Fragments are incomplete sentences that have been disconnected from the independent clause (or main clause). Fragments are dependent clauses (or subordinate clauses) because they cannot stand on their own without a subject or a verb. Therefore, fragments do not make much sense. Look at the following:

Examples:

  1. Since we have never met before. I shall introduce myself.
  2. When they arrive. We shall have lunch.
  3. After he lost the match. The tennis player threw his racquet.
  4. Because he has never been to this part of town before. He lost his way to my house.
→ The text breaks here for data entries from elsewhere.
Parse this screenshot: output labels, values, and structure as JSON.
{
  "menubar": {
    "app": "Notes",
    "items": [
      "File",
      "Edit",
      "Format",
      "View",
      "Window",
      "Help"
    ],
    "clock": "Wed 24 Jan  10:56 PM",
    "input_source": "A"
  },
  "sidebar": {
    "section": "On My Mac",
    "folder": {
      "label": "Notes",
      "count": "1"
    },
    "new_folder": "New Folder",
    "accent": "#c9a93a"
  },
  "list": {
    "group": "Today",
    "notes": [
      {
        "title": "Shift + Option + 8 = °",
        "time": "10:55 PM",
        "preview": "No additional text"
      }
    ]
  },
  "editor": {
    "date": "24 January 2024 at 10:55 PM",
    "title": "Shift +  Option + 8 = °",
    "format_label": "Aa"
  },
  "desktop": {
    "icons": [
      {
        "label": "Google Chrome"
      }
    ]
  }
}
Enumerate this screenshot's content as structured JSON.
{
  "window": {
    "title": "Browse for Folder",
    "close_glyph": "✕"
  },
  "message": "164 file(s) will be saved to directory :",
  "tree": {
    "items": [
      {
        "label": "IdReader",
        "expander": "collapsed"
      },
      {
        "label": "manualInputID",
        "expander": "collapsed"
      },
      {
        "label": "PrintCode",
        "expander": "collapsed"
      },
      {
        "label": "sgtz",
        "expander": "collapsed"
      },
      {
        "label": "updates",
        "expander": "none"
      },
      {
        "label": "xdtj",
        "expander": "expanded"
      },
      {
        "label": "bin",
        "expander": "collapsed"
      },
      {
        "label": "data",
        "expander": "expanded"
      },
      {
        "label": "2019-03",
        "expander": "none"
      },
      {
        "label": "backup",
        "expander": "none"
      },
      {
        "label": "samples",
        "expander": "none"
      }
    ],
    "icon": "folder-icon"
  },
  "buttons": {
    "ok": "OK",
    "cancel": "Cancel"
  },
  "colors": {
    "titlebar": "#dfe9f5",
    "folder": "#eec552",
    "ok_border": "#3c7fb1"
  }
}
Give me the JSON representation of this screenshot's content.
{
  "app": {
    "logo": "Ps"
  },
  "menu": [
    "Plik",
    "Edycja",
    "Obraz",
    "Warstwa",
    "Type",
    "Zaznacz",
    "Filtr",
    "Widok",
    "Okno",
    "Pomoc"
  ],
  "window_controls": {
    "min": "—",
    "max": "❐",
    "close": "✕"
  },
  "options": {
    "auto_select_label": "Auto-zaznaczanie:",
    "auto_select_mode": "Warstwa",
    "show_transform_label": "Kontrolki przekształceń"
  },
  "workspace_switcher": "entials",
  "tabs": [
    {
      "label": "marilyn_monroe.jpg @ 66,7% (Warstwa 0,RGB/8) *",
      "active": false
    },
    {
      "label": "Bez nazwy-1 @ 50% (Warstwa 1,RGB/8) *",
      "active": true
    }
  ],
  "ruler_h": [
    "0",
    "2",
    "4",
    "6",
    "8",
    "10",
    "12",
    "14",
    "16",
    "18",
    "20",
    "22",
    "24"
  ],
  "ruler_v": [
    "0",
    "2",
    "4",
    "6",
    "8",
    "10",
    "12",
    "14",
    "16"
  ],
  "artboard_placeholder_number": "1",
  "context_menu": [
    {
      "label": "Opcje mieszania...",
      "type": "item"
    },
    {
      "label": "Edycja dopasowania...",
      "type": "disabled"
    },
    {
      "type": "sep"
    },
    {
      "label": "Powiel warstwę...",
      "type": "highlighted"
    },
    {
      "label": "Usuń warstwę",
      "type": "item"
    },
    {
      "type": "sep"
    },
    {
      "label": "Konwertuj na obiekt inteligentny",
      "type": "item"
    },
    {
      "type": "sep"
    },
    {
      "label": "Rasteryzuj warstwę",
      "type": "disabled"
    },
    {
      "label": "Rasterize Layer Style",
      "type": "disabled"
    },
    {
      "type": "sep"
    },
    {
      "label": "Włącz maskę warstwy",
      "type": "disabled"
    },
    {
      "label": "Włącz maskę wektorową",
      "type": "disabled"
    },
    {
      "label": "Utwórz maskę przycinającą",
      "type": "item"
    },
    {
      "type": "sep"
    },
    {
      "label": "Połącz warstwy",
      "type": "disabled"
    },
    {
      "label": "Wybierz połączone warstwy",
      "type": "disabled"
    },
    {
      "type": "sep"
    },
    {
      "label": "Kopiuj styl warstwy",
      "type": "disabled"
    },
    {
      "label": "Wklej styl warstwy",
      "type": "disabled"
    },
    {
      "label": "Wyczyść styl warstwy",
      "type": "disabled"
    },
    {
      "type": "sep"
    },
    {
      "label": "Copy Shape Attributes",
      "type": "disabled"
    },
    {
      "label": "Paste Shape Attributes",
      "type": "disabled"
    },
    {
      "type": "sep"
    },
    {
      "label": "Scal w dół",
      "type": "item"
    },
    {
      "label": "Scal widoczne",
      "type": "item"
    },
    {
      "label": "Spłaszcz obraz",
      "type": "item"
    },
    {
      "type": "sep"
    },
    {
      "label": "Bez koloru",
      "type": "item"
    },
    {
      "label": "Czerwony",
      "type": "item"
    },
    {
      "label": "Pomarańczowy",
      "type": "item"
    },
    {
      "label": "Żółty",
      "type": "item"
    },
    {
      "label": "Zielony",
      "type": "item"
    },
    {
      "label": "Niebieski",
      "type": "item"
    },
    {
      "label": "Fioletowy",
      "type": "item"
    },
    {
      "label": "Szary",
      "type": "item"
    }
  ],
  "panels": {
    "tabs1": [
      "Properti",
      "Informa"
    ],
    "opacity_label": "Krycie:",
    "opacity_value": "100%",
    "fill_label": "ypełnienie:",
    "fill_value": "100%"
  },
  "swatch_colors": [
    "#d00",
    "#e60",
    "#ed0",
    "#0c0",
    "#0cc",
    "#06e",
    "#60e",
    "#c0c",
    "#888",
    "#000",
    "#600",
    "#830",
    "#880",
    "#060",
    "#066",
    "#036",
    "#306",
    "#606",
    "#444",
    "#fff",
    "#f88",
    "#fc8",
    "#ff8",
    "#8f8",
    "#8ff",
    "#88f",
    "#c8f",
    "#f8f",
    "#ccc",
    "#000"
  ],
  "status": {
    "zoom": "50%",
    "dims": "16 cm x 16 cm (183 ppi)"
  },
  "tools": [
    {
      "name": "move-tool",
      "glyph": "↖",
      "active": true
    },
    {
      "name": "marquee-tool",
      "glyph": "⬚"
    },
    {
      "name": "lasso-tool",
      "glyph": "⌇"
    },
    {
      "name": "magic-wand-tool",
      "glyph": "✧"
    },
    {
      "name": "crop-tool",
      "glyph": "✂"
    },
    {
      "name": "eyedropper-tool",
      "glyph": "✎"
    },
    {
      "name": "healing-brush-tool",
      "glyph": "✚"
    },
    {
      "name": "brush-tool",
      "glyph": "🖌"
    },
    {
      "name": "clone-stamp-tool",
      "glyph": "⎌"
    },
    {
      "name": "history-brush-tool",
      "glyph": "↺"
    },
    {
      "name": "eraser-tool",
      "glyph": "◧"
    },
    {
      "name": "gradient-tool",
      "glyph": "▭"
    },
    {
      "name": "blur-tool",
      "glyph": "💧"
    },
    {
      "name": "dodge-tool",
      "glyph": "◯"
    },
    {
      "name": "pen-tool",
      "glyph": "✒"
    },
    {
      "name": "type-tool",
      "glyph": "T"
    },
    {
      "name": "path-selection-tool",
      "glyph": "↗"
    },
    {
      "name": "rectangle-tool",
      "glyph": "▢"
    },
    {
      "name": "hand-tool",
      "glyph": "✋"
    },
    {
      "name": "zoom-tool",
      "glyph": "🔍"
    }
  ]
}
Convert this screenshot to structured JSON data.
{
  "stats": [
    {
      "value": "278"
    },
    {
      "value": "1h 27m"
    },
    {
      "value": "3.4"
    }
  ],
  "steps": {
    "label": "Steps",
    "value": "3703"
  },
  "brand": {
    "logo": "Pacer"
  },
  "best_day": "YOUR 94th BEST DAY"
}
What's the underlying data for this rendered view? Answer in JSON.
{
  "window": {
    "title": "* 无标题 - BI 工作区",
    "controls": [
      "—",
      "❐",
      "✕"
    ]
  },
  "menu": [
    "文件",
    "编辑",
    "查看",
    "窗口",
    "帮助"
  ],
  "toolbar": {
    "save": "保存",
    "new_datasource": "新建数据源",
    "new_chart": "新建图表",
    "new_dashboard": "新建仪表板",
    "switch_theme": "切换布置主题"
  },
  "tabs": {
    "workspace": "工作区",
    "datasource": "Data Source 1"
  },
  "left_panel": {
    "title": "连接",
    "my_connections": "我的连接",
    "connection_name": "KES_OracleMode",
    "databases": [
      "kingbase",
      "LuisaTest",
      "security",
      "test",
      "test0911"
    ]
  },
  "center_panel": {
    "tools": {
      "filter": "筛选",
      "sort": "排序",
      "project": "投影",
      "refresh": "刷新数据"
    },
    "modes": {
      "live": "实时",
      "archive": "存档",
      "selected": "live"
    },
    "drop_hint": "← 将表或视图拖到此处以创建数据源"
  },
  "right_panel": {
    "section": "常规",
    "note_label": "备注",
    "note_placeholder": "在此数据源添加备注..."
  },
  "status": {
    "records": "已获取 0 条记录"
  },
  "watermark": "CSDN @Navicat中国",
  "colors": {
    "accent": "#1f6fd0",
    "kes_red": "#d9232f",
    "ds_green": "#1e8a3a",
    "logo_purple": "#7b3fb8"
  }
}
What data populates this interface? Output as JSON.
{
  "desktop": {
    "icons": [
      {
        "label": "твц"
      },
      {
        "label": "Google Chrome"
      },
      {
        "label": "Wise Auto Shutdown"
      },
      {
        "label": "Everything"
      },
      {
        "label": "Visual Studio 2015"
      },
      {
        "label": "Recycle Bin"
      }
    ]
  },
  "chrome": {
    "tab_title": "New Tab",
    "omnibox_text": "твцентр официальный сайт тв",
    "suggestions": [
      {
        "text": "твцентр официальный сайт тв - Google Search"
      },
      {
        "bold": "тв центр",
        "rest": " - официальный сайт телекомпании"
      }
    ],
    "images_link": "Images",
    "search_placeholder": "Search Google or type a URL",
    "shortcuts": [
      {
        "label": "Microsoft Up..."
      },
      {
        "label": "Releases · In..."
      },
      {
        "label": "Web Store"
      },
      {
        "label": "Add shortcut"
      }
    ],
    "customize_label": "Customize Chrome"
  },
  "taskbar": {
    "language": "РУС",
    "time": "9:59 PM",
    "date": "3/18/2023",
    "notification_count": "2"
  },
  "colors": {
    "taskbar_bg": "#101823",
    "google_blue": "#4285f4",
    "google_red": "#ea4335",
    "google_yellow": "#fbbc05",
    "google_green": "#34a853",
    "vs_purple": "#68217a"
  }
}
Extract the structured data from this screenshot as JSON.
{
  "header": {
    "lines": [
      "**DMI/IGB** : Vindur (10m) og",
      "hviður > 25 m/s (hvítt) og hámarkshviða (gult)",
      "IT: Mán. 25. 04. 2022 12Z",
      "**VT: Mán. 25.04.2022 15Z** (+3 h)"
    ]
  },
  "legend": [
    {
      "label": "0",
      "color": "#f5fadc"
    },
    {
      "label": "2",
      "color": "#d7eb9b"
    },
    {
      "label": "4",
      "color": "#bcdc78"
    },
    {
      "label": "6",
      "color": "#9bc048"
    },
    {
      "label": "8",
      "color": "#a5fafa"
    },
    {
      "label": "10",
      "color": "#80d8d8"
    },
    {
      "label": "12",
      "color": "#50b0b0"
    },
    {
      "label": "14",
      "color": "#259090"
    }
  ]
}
The dependent clauses are highlighted in red. The errors above appear to be too obvious to some of us, but I have seen many of my students making such mistakes in their essays.  You can correct fragments by removing the period and substituting it with a comma.  So the five sentences above should be corrected as follows:

  1. Since we have never met before, I shall introduce myself.
  2. When they arrive, we shall have lunch.
  3. After he lost the match, the tennis player threw his racquet.
  4. Because he has never been to this part of town before, he lost his way to my house.

Alternatively, the sentences above could also be written without a comma, but the sentences must begin with independent clauses. See what happens here:

  1. I shall introduce myself since we have never met before.
  2. We shall have lunch when they arrive.
  3. The tennis player threw his racquet after he lost the match.
  4. He lost his way to my house because he has never been to this part of town before.

As you can see, commas are not needed in each of the four sentences because the sentences begin with a complete sentence (an independent clause) as highlighted in blue. The meaning of each sentence is exactly the same.